I was surprised to see this retweeted uncritically by Nicholas Christakis, who's been a victim of real threats to free speech at Yale.
The most serious threat to free expression in our society today is coming from the right, because we have a president who labels journalists 'the enemy of the people,' betraying one of the most profound traditions of our free and open society. https://t.co/i7B8YUDsol @nytimes
— Nicholas A. Christakis (@NAChristakis) July 29, 2018
It turns out that the Sulzberger whining about the President employing free speech against him is not Pinch Sulzberger, who retired as NYT Publisher last year, but A. G. Sulzberger, a 37 year old vegetarian.
Here's some of what Mini-Sulzberger is complaining about.
Statement of A.G. Sulzberger, Publisher, The New York Times:
My main purpose for accepting the meeting was to raise concerns about the president’s deeply troubling anti-press rhetoric.
I told the president directly that I thought that his language was not just divisive but increasingly dangerous.
I told him that although the phrase “fake news” is untrue and harmful, I am far more concerned about his labeling journalists “the enemy of the people.” I warned that this inflammatory language is contributing to a rise in threats against journalists and will lead to violence.[More]
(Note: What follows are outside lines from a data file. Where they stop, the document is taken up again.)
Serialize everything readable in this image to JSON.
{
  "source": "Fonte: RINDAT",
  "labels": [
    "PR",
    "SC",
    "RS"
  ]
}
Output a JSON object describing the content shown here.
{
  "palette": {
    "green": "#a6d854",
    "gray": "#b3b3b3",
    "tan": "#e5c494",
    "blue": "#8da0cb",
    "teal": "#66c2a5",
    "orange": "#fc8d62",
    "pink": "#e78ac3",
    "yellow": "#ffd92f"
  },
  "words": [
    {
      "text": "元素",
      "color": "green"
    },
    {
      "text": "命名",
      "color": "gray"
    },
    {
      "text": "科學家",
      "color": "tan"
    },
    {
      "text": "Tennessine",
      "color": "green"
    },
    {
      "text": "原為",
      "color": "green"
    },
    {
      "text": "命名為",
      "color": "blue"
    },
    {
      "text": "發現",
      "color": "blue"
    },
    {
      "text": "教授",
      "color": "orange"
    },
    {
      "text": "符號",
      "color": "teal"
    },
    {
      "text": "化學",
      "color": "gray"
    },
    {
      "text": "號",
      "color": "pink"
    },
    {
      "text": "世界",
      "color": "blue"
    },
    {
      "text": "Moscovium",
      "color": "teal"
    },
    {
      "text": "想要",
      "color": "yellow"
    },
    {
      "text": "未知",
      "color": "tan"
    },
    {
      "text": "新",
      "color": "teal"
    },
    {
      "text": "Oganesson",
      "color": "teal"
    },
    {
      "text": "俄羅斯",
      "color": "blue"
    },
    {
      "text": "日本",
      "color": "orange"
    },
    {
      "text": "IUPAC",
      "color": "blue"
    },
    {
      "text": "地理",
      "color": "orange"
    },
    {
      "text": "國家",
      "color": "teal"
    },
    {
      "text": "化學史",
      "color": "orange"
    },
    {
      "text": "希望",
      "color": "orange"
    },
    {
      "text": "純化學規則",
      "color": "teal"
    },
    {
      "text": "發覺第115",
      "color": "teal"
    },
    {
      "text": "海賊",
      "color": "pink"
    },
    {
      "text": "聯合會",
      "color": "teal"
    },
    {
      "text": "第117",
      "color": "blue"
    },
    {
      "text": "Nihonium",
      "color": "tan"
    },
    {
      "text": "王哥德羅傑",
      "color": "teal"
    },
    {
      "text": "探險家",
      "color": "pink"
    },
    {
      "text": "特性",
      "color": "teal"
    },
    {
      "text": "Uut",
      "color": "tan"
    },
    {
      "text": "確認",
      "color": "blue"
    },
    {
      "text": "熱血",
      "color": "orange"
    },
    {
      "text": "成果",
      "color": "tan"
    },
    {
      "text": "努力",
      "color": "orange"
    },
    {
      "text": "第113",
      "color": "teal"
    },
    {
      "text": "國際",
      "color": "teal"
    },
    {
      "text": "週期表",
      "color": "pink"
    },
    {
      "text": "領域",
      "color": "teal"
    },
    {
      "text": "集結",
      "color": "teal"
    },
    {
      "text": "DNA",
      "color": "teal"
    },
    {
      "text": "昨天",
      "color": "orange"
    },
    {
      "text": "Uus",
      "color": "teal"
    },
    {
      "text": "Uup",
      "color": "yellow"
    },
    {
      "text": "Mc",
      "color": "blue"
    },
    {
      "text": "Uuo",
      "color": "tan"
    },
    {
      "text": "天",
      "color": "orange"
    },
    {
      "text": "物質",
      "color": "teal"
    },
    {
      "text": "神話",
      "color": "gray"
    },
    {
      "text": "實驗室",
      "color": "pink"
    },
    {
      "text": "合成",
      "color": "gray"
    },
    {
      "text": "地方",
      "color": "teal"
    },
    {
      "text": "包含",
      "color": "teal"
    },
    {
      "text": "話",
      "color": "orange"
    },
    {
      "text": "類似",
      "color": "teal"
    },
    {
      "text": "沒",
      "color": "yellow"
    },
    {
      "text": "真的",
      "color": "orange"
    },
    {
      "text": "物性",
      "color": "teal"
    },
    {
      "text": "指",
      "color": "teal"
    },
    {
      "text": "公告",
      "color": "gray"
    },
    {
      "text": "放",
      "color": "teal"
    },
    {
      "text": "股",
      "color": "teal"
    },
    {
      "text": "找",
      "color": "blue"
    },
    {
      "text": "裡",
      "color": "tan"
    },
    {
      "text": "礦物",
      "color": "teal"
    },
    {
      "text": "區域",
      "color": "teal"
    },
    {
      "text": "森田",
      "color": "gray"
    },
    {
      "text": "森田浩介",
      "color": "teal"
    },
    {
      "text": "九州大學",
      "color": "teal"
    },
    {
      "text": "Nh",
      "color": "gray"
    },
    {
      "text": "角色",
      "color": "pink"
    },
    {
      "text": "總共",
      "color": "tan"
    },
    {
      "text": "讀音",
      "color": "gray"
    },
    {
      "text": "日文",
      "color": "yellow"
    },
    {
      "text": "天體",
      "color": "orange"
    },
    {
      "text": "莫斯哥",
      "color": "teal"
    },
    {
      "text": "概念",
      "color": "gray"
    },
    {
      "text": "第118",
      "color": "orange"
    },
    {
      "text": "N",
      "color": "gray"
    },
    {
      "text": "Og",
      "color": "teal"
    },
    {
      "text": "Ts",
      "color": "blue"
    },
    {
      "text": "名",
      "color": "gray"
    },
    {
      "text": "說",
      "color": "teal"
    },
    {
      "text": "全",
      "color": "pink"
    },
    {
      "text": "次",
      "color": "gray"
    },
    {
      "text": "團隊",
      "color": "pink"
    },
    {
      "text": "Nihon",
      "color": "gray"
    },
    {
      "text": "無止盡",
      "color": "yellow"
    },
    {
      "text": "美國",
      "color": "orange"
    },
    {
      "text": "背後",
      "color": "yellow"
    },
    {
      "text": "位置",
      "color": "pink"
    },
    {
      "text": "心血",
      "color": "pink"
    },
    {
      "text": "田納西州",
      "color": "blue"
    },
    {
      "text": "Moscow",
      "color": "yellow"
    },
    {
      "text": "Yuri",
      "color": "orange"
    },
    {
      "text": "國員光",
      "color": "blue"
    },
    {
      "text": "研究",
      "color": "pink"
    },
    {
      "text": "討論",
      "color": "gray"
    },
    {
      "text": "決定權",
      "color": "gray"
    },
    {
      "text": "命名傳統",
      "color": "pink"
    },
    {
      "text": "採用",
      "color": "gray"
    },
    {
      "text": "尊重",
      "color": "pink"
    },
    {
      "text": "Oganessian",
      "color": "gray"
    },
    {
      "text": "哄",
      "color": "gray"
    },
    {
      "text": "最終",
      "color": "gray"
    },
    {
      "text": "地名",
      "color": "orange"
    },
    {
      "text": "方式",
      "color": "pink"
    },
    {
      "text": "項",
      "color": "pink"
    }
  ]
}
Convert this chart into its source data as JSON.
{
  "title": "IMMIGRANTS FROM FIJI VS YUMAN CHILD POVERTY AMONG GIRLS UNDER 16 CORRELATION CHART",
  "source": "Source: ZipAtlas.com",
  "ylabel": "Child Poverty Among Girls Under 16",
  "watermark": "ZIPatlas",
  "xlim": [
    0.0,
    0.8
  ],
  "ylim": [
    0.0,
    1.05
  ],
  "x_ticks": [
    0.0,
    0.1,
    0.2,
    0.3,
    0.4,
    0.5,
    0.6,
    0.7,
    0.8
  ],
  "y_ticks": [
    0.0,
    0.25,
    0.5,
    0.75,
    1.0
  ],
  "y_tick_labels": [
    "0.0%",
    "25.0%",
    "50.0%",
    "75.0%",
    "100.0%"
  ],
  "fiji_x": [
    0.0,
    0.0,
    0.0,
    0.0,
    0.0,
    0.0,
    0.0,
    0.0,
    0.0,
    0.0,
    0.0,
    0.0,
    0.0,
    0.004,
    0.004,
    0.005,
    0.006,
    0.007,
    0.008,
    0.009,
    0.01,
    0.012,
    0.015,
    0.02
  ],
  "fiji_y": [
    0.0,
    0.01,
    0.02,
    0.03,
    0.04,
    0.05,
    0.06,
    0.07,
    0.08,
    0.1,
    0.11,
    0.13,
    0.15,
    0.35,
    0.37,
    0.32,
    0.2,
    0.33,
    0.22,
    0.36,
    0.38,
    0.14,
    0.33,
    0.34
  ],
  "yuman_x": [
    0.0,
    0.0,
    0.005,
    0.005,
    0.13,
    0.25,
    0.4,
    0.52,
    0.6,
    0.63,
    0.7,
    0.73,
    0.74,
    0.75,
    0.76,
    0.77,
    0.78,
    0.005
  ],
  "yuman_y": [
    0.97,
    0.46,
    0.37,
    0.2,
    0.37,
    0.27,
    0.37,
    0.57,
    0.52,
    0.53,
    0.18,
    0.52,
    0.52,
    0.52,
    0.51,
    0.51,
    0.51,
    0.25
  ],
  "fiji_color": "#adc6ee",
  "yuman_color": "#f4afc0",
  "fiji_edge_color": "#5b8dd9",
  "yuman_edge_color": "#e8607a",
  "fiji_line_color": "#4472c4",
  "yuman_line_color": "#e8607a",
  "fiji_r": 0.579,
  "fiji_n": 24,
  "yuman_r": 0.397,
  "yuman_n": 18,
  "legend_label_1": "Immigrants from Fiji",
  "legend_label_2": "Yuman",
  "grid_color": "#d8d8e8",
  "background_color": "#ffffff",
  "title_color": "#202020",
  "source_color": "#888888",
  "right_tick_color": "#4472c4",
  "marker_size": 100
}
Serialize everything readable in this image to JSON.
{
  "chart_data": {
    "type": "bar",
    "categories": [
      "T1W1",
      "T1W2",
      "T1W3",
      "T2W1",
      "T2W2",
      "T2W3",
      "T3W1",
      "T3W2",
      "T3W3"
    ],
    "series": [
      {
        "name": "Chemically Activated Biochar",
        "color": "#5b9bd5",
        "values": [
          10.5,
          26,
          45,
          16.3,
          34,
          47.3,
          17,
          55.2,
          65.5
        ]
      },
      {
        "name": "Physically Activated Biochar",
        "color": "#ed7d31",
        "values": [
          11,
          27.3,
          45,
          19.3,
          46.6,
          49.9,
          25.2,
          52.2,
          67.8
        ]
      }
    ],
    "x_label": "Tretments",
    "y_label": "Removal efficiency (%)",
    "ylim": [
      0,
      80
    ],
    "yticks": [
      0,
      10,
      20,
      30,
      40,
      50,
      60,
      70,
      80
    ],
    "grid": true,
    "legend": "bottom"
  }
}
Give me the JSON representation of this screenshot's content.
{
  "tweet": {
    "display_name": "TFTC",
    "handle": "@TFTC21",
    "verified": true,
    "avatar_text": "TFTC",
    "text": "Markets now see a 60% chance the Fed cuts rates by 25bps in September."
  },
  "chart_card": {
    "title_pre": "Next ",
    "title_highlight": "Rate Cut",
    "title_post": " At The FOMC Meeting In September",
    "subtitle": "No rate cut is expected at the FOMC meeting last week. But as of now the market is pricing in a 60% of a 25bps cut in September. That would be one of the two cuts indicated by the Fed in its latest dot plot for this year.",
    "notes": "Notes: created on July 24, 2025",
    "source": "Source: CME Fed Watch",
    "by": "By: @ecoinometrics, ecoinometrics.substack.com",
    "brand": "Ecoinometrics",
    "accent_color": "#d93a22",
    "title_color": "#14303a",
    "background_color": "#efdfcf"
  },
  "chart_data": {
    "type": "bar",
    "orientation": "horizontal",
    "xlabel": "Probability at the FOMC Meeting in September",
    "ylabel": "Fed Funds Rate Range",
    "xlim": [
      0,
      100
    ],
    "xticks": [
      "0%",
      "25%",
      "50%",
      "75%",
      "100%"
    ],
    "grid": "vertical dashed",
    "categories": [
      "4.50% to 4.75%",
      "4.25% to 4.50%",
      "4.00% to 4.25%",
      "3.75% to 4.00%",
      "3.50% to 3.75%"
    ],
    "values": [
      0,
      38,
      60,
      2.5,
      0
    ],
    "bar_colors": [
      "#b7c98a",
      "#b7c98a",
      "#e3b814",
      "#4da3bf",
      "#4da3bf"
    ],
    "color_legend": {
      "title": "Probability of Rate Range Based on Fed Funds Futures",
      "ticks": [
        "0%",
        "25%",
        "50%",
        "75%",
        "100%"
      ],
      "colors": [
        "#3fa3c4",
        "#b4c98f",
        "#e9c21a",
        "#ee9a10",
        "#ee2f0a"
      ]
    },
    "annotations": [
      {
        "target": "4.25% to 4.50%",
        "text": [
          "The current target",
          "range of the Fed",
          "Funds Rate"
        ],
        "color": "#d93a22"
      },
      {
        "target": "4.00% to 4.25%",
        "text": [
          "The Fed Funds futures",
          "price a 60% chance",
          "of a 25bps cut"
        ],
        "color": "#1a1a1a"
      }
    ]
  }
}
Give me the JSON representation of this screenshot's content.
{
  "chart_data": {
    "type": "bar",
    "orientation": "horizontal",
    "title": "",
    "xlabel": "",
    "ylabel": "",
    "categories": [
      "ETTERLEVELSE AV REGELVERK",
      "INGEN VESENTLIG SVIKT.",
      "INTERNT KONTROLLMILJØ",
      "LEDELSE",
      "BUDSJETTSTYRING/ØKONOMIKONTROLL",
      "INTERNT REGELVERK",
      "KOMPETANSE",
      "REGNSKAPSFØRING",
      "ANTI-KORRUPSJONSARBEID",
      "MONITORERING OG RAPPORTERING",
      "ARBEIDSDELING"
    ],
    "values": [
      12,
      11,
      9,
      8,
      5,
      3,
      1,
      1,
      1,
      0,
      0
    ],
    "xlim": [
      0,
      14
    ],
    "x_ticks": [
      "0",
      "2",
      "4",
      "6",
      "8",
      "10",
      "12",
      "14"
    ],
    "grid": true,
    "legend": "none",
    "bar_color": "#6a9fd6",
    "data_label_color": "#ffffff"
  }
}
Ore, as whatshisname said, "Womp Womp"..
Seriously, the New York Times has been fighting against the United States of America all my life. In Treason: Liberal Treachery from the Cold War to the War on Terrorism, Ann Coulter wrote:
“Liberals could never figure out who the enemy was - other than an enemy called the United States of America. In the early 1970s, the current publisher of the New York Times, Arthur ‘Pinch’ Sulzberger, a college student and anti-war activist at the time, was asked by his father, the then-publisher of the Times, whom he would want to see shot if an American soldier came face-to-face with a North Vietnamese soldier. “
Spoiler alert--it was the American. I went to the 1999 book that was original source of Ann's book, and found this:
Arthur Jr.'s first arrest for civil disobedience took place outside Raytheon Company, a defense and space contractor. Wearing Punch's old marine jacket, [Punch was Arthur Sr, who served in the Marines in World War II] he joined other demonstrators blocking the entrance to the company's gates. "That was an easy one," he said. "The cops couldn't have been nicer." The second arrest came after a much less peaceful sit-in at the Federal Building in downtown Boston. His hands bound behind him, Arthur Jr. watched as the police slammed a handcuffed woman up against the wall of an elevator because she had made a taunting remark.
Punch held his tongue following Arthur Jr.'s first arrest, but when he got word of the second, he flew to Boston. Over dinner at Locke-Ober, a clubby bastion of Boston Brahminism, he asked his son why he was involved in the antiwar movement and what could be expected from him in the fixture. Arthur Jr. assured his father that his recent familiarity with the interior of Boston police vans was not the beginning of a trend.
Afterward, as the two men strolled around Boston Common, slightly tipsy. Punch posed what Arthur Jr. would later characterize as "the dumbest question I've ever heard in my life," and got "the dumbest answer."
"If a young American soldier comes upon a North Vietnamese soldier," Punch said, "which do you want to see get shot?" Arthur Jr.'s answer was calculatedly provocative. "I would want to see the American get shot," he replied defiantly. "It's the other guy's country; we shouldn't be there." To Punch, such sentiments bordered on treason, and he exploded in anger. "How can you say that?" he yelled as Arthur Jr. tried to defend his position. Years later Arthur Jr. remembered those tense moments on the Common as the worst fight he and his father ever had. "It's the closest he's ever come to hitting me," he said.[The Trust: The Private and Powerful Family Behind the New York Times, by Susan E. Tifft and Alex S. Jones, 1999, p. 499.]
So since the 1980s until recently, the New York Times was controlled by one of the victors in the Vietnam War. But long before then, the NYT helped win the Vietnam War for the North Vietnamese (Pentagon Papers, anti-American propaganda) supported the Communists in America against not only Joseph McCarthy but against anyone who might investigate them, and more recently, as Ann Coulter pointed out, supported the enemy in the War On Terror. (In 2006, Michelle Malkin wrote a column called The Terrorist-Tipping Times about, among other things, a reporter who literally tipped off the Muslim targets of a Homeland Security investigation.)
So the New York Times has always been an enemy of the people. The difference is that we now have a President who will say that.